Sejak berumur 20 tahun plato mengikuti pelajaran sokrates. Pelajaran itulah yang memberi kepuasan baginya. Pengaruh sokrates makin hari makin mendalam padanya. Ia menjadi murid sokrates yang setia. Sampai pada akhir hidupnya sokrates tetap menjadi pujaannya. Dalam segala karangan  yang berbentuk dialog, bersoal jawab, sokrates kedudukannya sebagai pujangga yang menuntun. Dengan cara begitu ajaran plato tergambar keluar melalui mulut sokrates. Setelah pandangan filosofinya sudah jauh menyimpang dan sudah lebih lanjut dari pandangan gurunya, ia terus berbuat begitu.
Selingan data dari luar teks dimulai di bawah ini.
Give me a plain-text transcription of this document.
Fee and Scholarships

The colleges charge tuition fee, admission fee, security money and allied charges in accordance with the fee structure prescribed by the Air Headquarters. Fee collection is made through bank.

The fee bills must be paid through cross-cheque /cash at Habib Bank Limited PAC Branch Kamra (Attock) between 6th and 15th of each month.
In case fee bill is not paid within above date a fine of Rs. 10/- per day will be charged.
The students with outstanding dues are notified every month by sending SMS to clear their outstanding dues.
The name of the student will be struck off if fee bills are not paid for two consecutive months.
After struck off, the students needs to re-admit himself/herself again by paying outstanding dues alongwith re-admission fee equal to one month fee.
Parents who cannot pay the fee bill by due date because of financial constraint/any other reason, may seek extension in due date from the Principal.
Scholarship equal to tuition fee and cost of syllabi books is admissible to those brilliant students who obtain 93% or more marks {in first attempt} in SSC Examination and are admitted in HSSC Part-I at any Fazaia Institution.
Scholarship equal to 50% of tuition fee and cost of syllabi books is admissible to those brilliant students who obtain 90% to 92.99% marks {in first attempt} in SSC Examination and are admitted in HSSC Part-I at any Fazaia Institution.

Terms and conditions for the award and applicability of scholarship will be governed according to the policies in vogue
Sokrates digambarkannya sebagai juru bahasa isi hati rakyat di Ahtena yang tertindas karena kekuasaan yang saling berganti. Kekuasaan demokrasi yang meluap menjadi anarki dan sewenang-wenang digantikan berturut-turut oleh kekuasaan seorang tiran dan oligarki, yang akhirnya membawa Athena lenyap ke bawah kekuasaan asing.
Menurutnya cita adalah gambara asli yang semata-mata bersifat rohani dan jiwa terletak di antara gambaran asli (cita) dengan bayangan dunia yang ditangkap oleh panca indera, dalam pertemuan jiwa dan cita melahirkan suatu angan-angan yaitu dunia idea. Aliran ini memandang serta menganggap yang nyata hanya idea, dan idea yaitu selalu tetap atau tidak mengalami perubahan serta penggeseran yang alami gerak yang tidak dikategorikan idea.
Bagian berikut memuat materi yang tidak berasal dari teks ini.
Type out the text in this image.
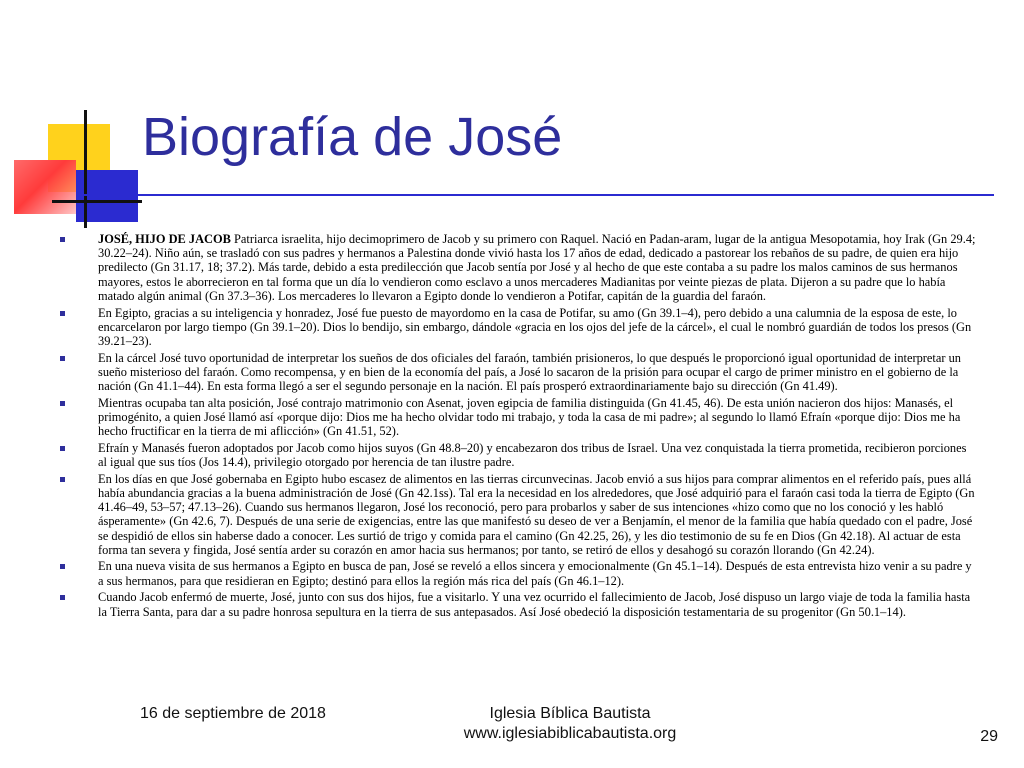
Biografía de José
JOSÉ, HIJO DE JACOB Patriarca israelita, hijo decimoprimero de Jacob y su primero con Raquel. Nació en Padan-aram, lugar de la antigua Mesopotamia, hoy Irak (Gn 29.4; 30.22–24). Niño aún, se trasladó con sus padres y hermanos a Palestina donde vivió hasta los 17 años de edad, dedicado a pastorear los rebaños de su padre, de quien era hijo predilecto (Gn 31.17, 18; 37.2). Más tarde, debido a esta predilección que Jacob sentía por José y al hecho de que este contaba a su padre los malos caminos de sus hermanos mayores, estos le aborrecieron en tal forma que un día lo vendieron como esclavo a unos mercaderes Madianitas por veinte piezas de plata. Dijeron a su padre que lo había matado algún animal (Gn 37.3–36). Los mercaderes lo llevaron a Egipto donde lo vendieron a Potifar, capitán de la guardia del faraón.
En Egipto, gracias a su inteligencia y honradez, José fue puesto de mayordomo en la casa de Potifar, su amo (Gn 39.1–4), pero debido a una calumnia de la esposa de este, lo encarcelaron por largo tiempo (Gn 39.1–20). Dios lo bendijo, sin embargo, dándole «gracia en los ojos del jefe de la cárcel», el cual le nombró guardián de todos los presos (Gn 39.21–23).
En la cárcel José tuvo oportunidad de interpretar los sueños de dos oficiales del faraón, también prisioneros, lo que después le proporcionó igual oportunidad de interpretar un sueño misterioso del faraón. Como recompensa, y en bien de la economía del país, a José lo sacaron de la prisión para ocupar el cargo de primer ministro en el gobierno de la nación (Gn 41.1–44). En esta forma llegó a ser el segundo personaje en la nación. El país prosperó extraordinariamente bajo su dirección (Gn 41.49).
Mientras ocupaba tan alta posición, José contrajo matrimonio con Asenat, joven egipcia de familia distinguida (Gn 41.45, 46). De esta unión nacieron dos hijos: Manasés, el primogénito, a quien José llamó así «porque dijo: Dios me ha hecho olvidar todo mi trabajo, y toda la casa de mi padre»; al segundo lo llamó Efraín «porque dijo: Dios me ha hecho fructificar en la tierra de mi aflicción» (Gn 41.51, 52).
Efraín y Manasés fueron adoptados por Jacob como hijos suyos (Gn 48.8–20) y encabezaron dos tribus de Israel. Una vez conquistada la tierra prometida, recibieron porciones al igual que sus tíos (Jos 14.4), privilegio otorgado por herencia de tan ilustre padre.
En los días en que José gobernaba en Egipto hubo escasez de alimentos en las tierras circunvecinas. Jacob envió a sus hijos para comprar alimentos en el referido país, pues allá había abundancia gracias a la buena administración de José (Gn 42.1ss). Tal era la necesidad en los alrededores, que José adquirió para el faraón casi toda la tierra de Egipto (Gn 41.46–49, 53–57; 47.13–26). Cuando sus hermanos llegaron, José los reconoció, pero para probarlos y saber de sus intenciones «hizo como que no los conoció y les habló ásperamente» (Gn 42.6, 7). Después de una serie de exigencias, entre las que manifestó su deseo de ver a Benjamín, el menor de la familia que había quedado con el padre, José se despidió de ellos sin haberse dado a conocer. Les surtió de trigo y comida para el camino (Gn 42.25, 26), y les dio testimonio de su fe en Dios (Gn 42.18). Al actuar de esta forma tan severa y fingida, José sentía arder su corazón en amor hacia sus hermanos; por tanto, se retiró de ellos y desahogó su corazón llorando (Gn 42.24).
En una nueva visita de sus hermanos a Egipto en busca de pan, José se reveló a ellos sincera y emocionalmente (Gn 45.1–14). Después de esta entrevista hizo venir a su padre y a sus hermanos, para que residieran en Egipto; destinó para ellos la región más rica del país (Gn 46.1–12).
Cuando Jacob enfermó de muerte, José, junto con sus dos hijos, fue a visitarlo. Y una vez ocurrido el fallecimiento de Jacob, José dispuso un largo viaje de toda la familia hasta la Tierra Santa, para dar a su padre honrosa sepultura en la tierra de sus antepasados. Así José obedeció la disposición testamentaria de su progenitor (Gn 50.1–14).
16 de septiembre de 2018	Iglesia Bíblica Bautista
www.iglesiabiblicabautista.org	29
Keberadaan idea tidak nampak dalam wujud lahiriah tetapi gambaran yang asli hanya dapat dipotret oleh jiwa murni. Alam dalam pandangan idealisme adalah gambaran dari dunia idea sebab, posisinya tidak menetap sedangkan yang dimaksud dengan idea adalah hakikat murni dan asli, keberadaannya sangat absolut dan kesempurnaan sangat mutlak, tidak bisa digunakan oleh material. Pada kenyataaanya idea digambarkan dengan dunia yang tidak terbentuk, demikian jiwa bertempat didalam dunia yang tidak bertubuh yang dikatakan dunia idea.
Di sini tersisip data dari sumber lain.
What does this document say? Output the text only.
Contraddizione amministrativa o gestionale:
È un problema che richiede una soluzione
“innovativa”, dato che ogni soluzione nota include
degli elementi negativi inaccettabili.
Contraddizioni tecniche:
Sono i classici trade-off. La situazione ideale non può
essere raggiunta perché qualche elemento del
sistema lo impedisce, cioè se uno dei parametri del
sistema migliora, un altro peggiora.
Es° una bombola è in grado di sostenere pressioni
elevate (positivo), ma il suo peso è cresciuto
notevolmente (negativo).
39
Dunia idea adalah pekerjaan rohani yang berupa angan-angan untuk mewujudkan cita-cita yang arealnya merupakan lapangan metafisis di luar alam yang nyata. Menurut Berguson rohani merupakan sasaran untuk mewujudkan suatu visi yag lebih jauh jangkauannya, yaitu intuisi dengan melihat kenyataan bukan sebagai materi maupun dunia luar yang tidak dapat dikenal tetapi melainkan dunia daya hidup yang kreatif .[5][5]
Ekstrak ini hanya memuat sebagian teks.